Computing $\int_0^\infty\mathrm{d} x\frac{x}{e^x+1}$ with contour integration
$\newcommand{\+}{^{\dagger}} \newcommand{\angles}[1]{\left\langle #1 \right\rangle} \newcommand{\braces}[1]{\left\lbrace #1 \right\rbrace} \newcommand{\bracks}[1]{\left\lbrack #1 \right\rbrack} \newcommand{\ceil}[1]{\,\left\lceil #1 \right\rceil\,} \newcommand{\dd}{{\rm d}} \newcommand{\down}{\downarrow} \newcommand{\ds}[1]{\displaystyle{#1}} \newcommand{\equalby}[1]{{#1 \atop {= \atop \vphantom{\huge A}}}} \newcommand{\expo}[1]{\,{\rm e}^{#1}\,} \newcommand{\fermi}{\,{\rm f}} \newcommand{\floor}[1]{\,\left\lfloor #1 \right\rfloor\,} \newcommand{\half}{{1 \over 2}} \newcommand{\ic}{{\rm i}} \newcommand{\iff}{\Longleftrightarrow} \newcommand{\imp}{\Longrightarrow} \newcommand{\isdiv}{\,\left.\right\vert\,} \newcommand{\ket}[1]{\left\vert #1\right\rangle} \newcommand{\ol}[1]{\overline{#1}} \newcommand{\pars}[1]{\left( #1 \right)} \newcommand{\partiald}[3][]{\frac{\partial^{#1} #2}{\partial #3^{#1}}} \newcommand{\pp}{{\cal P}} \newcommand{\root}[2][]{\,\sqrt[#1]{\,#2\,}\,} \newcommand{\sech}{\,{\rm sech}} \newcommand{\sgn}{\,{\rm sgn}} \newcommand{\totald}[3][]{\frac{{\rm d}^{#1} #2}{{\rm d} #3^{#1}}} \newcommand{\ul}[1]{\underline{#1}} \newcommand{\verts}[1]{\left\vert\, #1 \,\right\vert}$ $\large\tt\mbox{Just another one !!!}$
In the first step we integrate by parts: \begin{align} &\color{#00f}{\large\int_{0}^{\infty}{x \over \expo{x} + 1}\,\dd x} =\int_{0}^{\infty}\ln\pars{1 + \expo{-x}}\,\dd x= \int_{0}^{\infty}\sum_{\ell = 1}^{\infty}{\pars{-1}^{\ell + 1} \over \ell}\, \expo{-\ell x}\,\dd x \\[3mm]&=\sum_{\ell = 1}^{\infty}{\pars{-1}^{\ell + 1} \over \ell}\ \overbrace{\int_{0}^{\infty}\expo{-\ell x}\,\dd x}^{\ds{1 \over \ell}} =\sum_{\ell = 1}^{\infty}{\pars{-1}^{\ell + 1} \over \ell^{2}} =\sum_{\ell = 0}^{\infty} \bracks{{1 \over \pars{2\ell + 1}^{2}} - {1 \over \pars{2\ell + 2}^{2}}} \\[3mm]&=\bracks{\sum_{\ell = 1}^{\infty}{1 \over \ell^{2}} -\sum_{\ell = 1}^{\infty}{1 \over \pars{2\ell}^{2}}} -{1 \over 4}\sum_{\ell = 1}^{\infty}{1 \over \ell^{2}} =\half\ \underbrace{\sum_{\ell = 1}^{\infty}{1 \over \ell^{2}}} _{\ds{\zeta\pars{2} = {\pi^{2} \over 6}}} =\ \color{#00f}{\large{\pi^{2} \over 12}} \end{align}
$\zeta\pars{z}$ is the Riemann Zeta Function .

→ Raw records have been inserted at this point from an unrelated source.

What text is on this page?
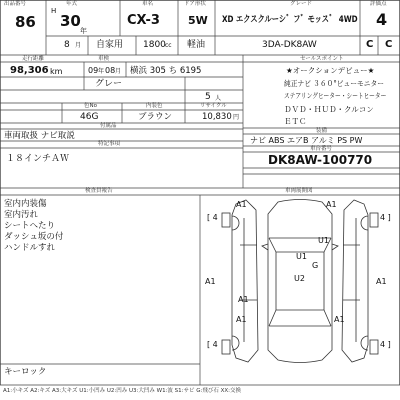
出品番号
86
年式
H
30
年
車名
CX-3
ドア形状
5W
グレード
XD エクスクルーシ゛フ゛モッス゛ 4WD
評価点
4
8 月 自家用 1800 cc 軽油	3DA-DK8AW	C C
走行距離	車検
98,306 km	09 年 08 月 横浜 305 ち 6195
グレー
5 人
色No	内装色	リサイクル
46G	ブラウン	10,830 円
付属品
車両取扱 ナビ取説
特記事項
１８インチＡＷ
セールスポイント
★オークションデビュー★
純正ナビ ３６０°ビューモニター
ステアリングヒーター・シートヒーター
ＤＶＤ・ＨＵＤ・クルコン
ＥＴＣ
装備
ナビ ABS エアB アルミ PS PW
車台番号
DK8AW-100770
検査員報告	車両展開図
室内内装傷
室内汚れ
シートへたり
ダッシュ坂の付
ハンドルすれ
キーロック
A1	A1
[ 4	4 ]
U1
U1
G
U2
A1	A1
A1
A1	A1
[ 4	4 ]
A1:小キズ A2:キズ A3:大キズ U1:小凹み U2:凹み U3:大凹み W1:波 S1:サビ G:飛び石 XX:交換
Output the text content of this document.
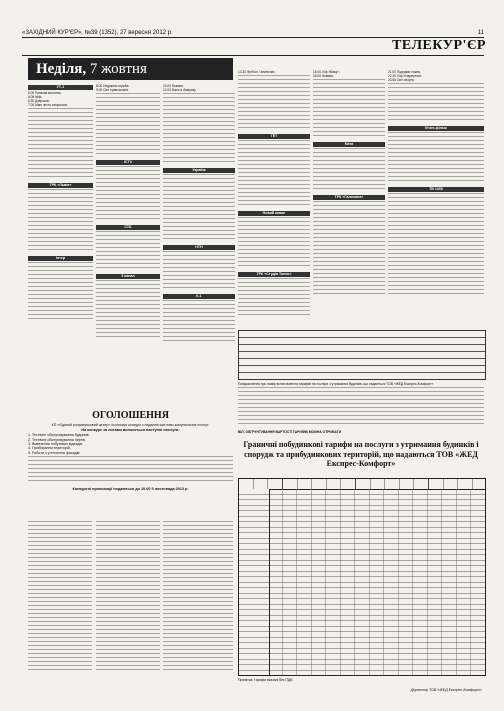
«ЗАХІДНИЙ КУР'ЄР», №39 (1352), 27 вересня 2012 р.	11
ТЕЛЕКУР'ЄР
Неділя, 7 жовтня
УТ-1
6.00 Ранкова молитва.
6.05 М/ф.
6.30 Дзеркало.
7.00 Маю честь запросити.
ТРК «Львів»
Інтер
8.00 Недільна служба.
9.00 Світ православ'я.
ICTV
СТБ
5 канал
10.00 Новини.
12.00 Вікно в Америку.
Україна
НТН
К-1
13.30 Футбол. Чемпіонат.
ТЕТ
Новий канал
ТРК «Студія Тонис»
15.00 Х/ф «Вівці».
18.00 Новини.
Мега
ТРК «Галичина»
21.00 Підсумки тижня.
22.30 Х/ф «Наречена».
23.55 Світ спорту.
Enter-фільм
ТВ 1000
Повідомлення про намір встановлення тарифів на послуги з утримання будинків, що надаються ТОВ «ЖЕД Експрес-Комфорт».
ВІЛ. ОБГРУНТУВАННЯ ВАРТОСТІ ТАРИФІВ МОЖНА ОТРИМАТИ
Граничні побудинкові тарифи на послуги з утримання будинків і спорудж та прибудинкових територій, що надаються ТОВ «ЖЕД Експрес-Комфорт»
ОГОЛОШЕННЯ
КП «Єдиний розрахунковий центр» оголошує конкурс з надання житлово-комунальних послуг:
На конкурс за лотами виносяться наступні послуги:
1. Технічне обслуговування будинків.
2. Технічне обслуговування ліфтів.
3. Вивезення побутових відходів.
4. Прибирання територій.
5. Роботи з утеплення фасадів.
Конкурсні пропозиції подаються до 10.00 5 листопада 2012 р.
Примітка: тарифи вказані без ПДВ.
Директор ТОВ «ЖЕД Експрес-Комфорт»
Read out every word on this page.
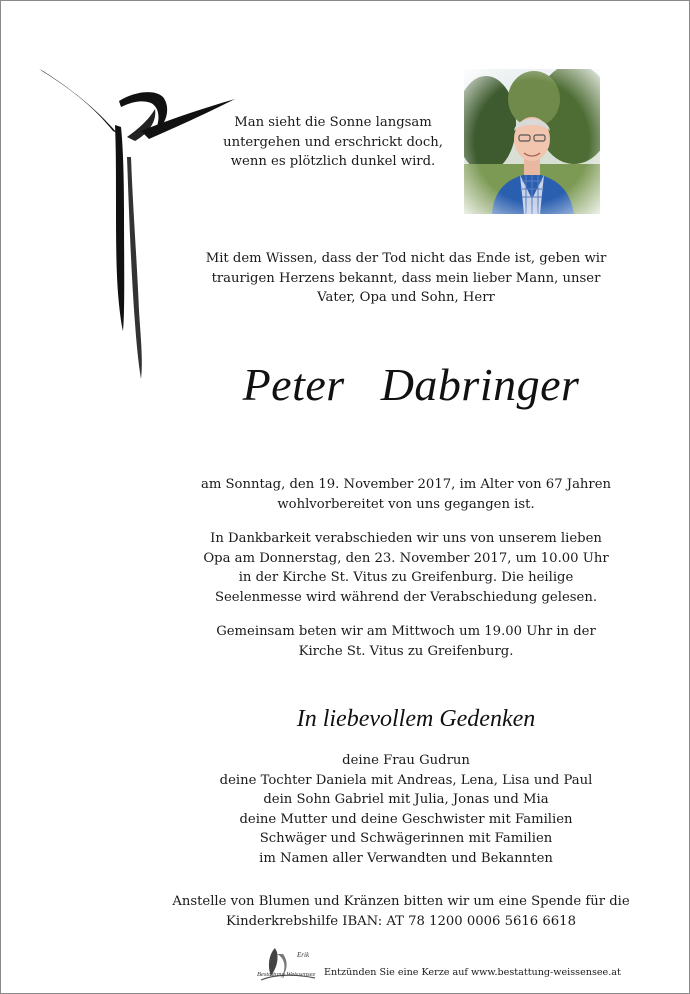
Man sieht die Sonne langsam
untergehen und erschrickt doch,
wenn es plötzlich dunkel wird.
Mit dem Wissen, dass der Tod nicht das Ende ist, geben wir
traurigen Herzens bekannt, dass mein lieber Mann, unser
Vater, Opa und Sohn, Herr
Peter   Dabringer
am Sonntag, den 19. November 2017, im Alter von 67 Jahren
wohlvorbereitet von uns gegangen ist.
In Dankbarkeit verabschieden wir uns von unserem lieben
Opa am Donnerstag, den 23. November 2017, um 10.00 Uhr
in der Kirche St. Vitus zu Greifenburg. Die heilige
Seelenmesse wird während der Verabschiedung gelesen.
Gemeinsam beten wir am Mittwoch um 19.00 Uhr in der
Kirche St. Vitus zu Greifenburg.
In liebevollem Gedenken
deine Frau Gudrun
deine Tochter Daniela mit Andreas, Lena, Lisa und Paul
dein Sohn Gabriel mit Julia, Jonas und Mia
deine Mutter und deine Geschwister mit Familien
Schwäger und Schwägerinnen mit Familien
im Namen aller Verwandten und Bekannten
Anstelle von Blumen und Kränzen bitten wir um eine Spende für die
Kinderkrebshilfe IBAN: AT 78 1200 0006 5616 6618
Erik
Bestattung Weissensee Entzünden Sie eine Kerze auf www.bestattung-weissensee.at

Consider the contour integral
$$\oint_C dz \frac{z^2}{e^z+1}$$
where $C$ is the rectangle with vertices at $0$, $R$, $R+i 2 \pi$, and $i 2 \pi$, in that order, with a small semicircular indentation of radius $\epsilon$ at $z=i \pi$ into the rectangle. Thus, the contour integral is equal to
$$\int_0^R dx \frac{x^2-(x+i 2 \pi)^2}{e^x+1} + i \int_0^{2 \pi} dy \frac{(R+i y)^2}{e^{R+i y}+1} \\+i PV \int_0^{2 \pi} dy \frac{y^2}{e^{i y}+1} + i \epsilon \int_{\pi/2}^{-\pi/2} d\phi \, e^{i \phi} \frac{(i \pi+\epsilon e^{i \phi})^2}{-e^{\epsilon e^{i \phi}}+1}$$
where $PV$ denotes the Cauchy principal value. As $R \to \infty$, the second integral vanishes. As $\epsilon \to 0$, the fourth integral approaches $-i \pi^3$. By Cauchy's theorem, the contour integral is zero. Thus, we have
$$-i 4 \pi \int_0^{\infty} dx \frac{x}{e^x+1} + 4 \pi^2 \int_0^{\infty} \frac{dx}{e^x+1}\\+i PV \int_0^{2 \pi} dy \frac{y^2}{e^{i y}+1} - i \pi^3 = 0$$
Now,
$$i PV \int_0^{2 \pi} dy \frac{y^2}{e^{i y}+1} = \frac12 PV \int_0^{2 \pi} dy \, y^2 \, \tan{\frac{y}{2}} + i \frac12 \int_0^{2 \pi} dy \, y^2 $$
Equating imaginary parts, we get that
$$-4 \pi \int_0^{\infty} dx \frac{x}{e^x+1} = \pi^3 - \frac{4 \pi^3}{3}$$
or
$$\int_0^{\infty} dx \frac{x}{e^x+1} = \frac{\pi^2}{12}$$